In this example the constant total amount of alum and rosin size in the papermaking suspension was 10 lb/T size and 20 lb/T alum. Slurry and total rosin was adjusted to maintain this level. The slurries contained a different rosin blend than the rosin size, but on a total solids basis in the suspension the quantity of rosin is always the same. In some of the runs all the rosin in the papermaking suspension was with the slurry, and in others it was split between 50% being added in with alum and 50% being provided by the slurry. The results are shown in FIGS. 4-6.
In FIG. 4, the bars are coded by Drainage Aid. For example: “Split DSA 5” refers to 5 lb/T bentonite in the DSA, with the size dosage split-fed, 5 lb/T with the DSA and 5 lb/T fed initially with the alum. “Nalco 8678 I Rev” refers to 1 lb/T of N8678 drainage aid, but fed in Reverse Order, with drainage aid first and flocculant second. “NP320 1” has 1 lb/T of NP320 silica, “NP320 2” has 2 lb/T silica, etc. All flocculants were fed at 1.0 lb/T; and “None” refers to just 20 lb/T alum and 10 lb/T Stafor-50 fed to the stock under the same conditions as the other runs. “Blank” runs contain 1.0 lb/T flocculant but no drainage aid.

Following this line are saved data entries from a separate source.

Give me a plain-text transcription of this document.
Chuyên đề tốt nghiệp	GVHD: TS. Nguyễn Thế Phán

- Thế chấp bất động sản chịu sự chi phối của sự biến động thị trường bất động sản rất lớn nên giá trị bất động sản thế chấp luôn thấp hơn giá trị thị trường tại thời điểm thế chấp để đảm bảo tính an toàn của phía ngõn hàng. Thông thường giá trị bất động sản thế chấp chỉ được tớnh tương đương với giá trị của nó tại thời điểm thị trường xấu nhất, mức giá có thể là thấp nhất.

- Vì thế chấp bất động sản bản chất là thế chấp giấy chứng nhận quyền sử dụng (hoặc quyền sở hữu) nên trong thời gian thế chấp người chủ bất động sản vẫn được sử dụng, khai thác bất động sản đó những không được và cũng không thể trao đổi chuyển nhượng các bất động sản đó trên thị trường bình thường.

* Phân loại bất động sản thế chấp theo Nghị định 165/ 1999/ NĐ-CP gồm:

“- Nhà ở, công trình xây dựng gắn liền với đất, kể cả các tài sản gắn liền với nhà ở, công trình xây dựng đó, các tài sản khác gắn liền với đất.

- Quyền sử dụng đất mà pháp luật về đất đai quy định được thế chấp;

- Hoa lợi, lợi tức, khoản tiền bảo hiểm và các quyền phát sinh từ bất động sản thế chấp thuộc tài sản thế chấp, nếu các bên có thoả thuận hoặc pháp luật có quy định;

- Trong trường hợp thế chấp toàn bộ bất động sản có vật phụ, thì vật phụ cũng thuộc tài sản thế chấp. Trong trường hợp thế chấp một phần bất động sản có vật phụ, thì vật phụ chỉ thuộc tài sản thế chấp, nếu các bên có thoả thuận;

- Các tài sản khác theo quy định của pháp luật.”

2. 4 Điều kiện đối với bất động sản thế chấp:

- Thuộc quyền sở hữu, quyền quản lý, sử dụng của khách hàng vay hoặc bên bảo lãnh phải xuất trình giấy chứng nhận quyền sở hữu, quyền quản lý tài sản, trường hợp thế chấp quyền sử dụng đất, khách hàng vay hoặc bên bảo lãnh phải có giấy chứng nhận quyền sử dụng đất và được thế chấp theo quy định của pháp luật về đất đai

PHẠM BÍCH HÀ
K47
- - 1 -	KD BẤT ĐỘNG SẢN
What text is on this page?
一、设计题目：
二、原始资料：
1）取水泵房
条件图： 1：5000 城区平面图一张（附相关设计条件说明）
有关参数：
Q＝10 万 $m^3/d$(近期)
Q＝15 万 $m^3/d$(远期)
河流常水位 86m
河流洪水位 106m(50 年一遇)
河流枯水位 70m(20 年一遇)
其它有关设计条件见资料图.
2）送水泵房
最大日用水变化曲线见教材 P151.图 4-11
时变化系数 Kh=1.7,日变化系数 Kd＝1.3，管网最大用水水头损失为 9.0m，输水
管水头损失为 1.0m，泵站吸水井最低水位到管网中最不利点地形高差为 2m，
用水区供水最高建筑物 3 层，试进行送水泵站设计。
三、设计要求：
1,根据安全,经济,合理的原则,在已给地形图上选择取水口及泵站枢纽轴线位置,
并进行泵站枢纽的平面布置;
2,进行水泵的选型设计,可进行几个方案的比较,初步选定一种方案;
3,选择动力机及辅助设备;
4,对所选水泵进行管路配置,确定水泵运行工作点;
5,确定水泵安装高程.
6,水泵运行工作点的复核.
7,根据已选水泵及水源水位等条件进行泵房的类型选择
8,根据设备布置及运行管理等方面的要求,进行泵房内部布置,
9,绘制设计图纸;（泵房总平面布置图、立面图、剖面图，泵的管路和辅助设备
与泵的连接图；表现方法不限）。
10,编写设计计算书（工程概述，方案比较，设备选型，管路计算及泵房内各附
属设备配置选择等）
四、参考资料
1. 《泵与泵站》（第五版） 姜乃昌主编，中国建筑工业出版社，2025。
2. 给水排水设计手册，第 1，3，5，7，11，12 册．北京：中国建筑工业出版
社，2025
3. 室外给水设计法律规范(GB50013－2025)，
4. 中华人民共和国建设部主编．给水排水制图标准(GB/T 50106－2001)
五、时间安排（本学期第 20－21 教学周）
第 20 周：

Note that the bars labeled “All DSA 5” and “All DSA 10”, where all of the rosin surfactant is with the slurry and no additional rosin agents are added, has a better drainage response than the split-fed case. This implies that the slurry is a better drainage aid than using a bentonite, by itself and having the rosin agent fed separately, an aspect of the invention that is truly novel and heretofore unexpected. Sizing Response: laboratory handsheet studies show that the sizing response of the slurry is improved by use of the slurry. In the following graph, a higher number for HST gives a better sizing response “separate 3” refers to 3 lb/T of size fed separately from the bentonite (Pitchbent M) whereas “slurry 3” refers to 3 lb/T of size fed in accordance with the current invention.

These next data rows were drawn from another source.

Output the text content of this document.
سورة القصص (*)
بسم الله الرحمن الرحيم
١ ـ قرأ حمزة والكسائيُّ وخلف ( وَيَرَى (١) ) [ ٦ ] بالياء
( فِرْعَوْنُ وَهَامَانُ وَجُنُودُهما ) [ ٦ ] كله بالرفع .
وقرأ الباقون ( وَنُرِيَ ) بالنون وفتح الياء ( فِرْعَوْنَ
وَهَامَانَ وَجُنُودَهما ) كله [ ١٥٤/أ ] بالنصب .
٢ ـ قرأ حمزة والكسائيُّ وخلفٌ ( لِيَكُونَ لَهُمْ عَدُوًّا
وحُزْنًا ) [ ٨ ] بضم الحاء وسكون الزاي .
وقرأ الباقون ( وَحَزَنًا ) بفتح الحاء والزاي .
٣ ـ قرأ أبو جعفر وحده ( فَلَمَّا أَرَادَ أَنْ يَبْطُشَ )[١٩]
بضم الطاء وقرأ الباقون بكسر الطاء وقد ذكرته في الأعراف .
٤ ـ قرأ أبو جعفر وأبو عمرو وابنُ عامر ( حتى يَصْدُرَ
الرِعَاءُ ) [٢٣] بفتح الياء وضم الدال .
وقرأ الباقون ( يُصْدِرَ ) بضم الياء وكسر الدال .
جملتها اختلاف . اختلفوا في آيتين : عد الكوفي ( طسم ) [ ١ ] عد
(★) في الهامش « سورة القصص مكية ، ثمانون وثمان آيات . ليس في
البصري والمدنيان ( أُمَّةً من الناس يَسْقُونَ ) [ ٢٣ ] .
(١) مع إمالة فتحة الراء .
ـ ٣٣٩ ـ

In FIG. 5, there is no statistical difference between the case “Exp. STAFOR slurry 3” and the two cases “. . . separate 6”, implying that a dosage of 3 lb/T in the slurry is equivalent to 6 lb/T when fed separately.
In FIG. 6 a similar trend to the previous graph is shown. The line plotting HS=123 @4#/T shows the sizing response with a fixed amount of bentonite solids in the slurry compared when the bentonite is fed separately. Each of these cases is compared at three levels of size dosage. The HST of 124 with 5 lb/T of size is roughly equivalent to 4 lb/T of size when fed as described in the invention. All other experimental details are equal. This implies a 2.0% advantage for the slurry over the products fed separately.
It is not intended that the examples given here should be construed to limit the invention, but rater they are submitted to illustrate some of the specific embodiments of the invention. Various modifications and variations of the present invention can be made without departing from the scope of the aforementioned claims.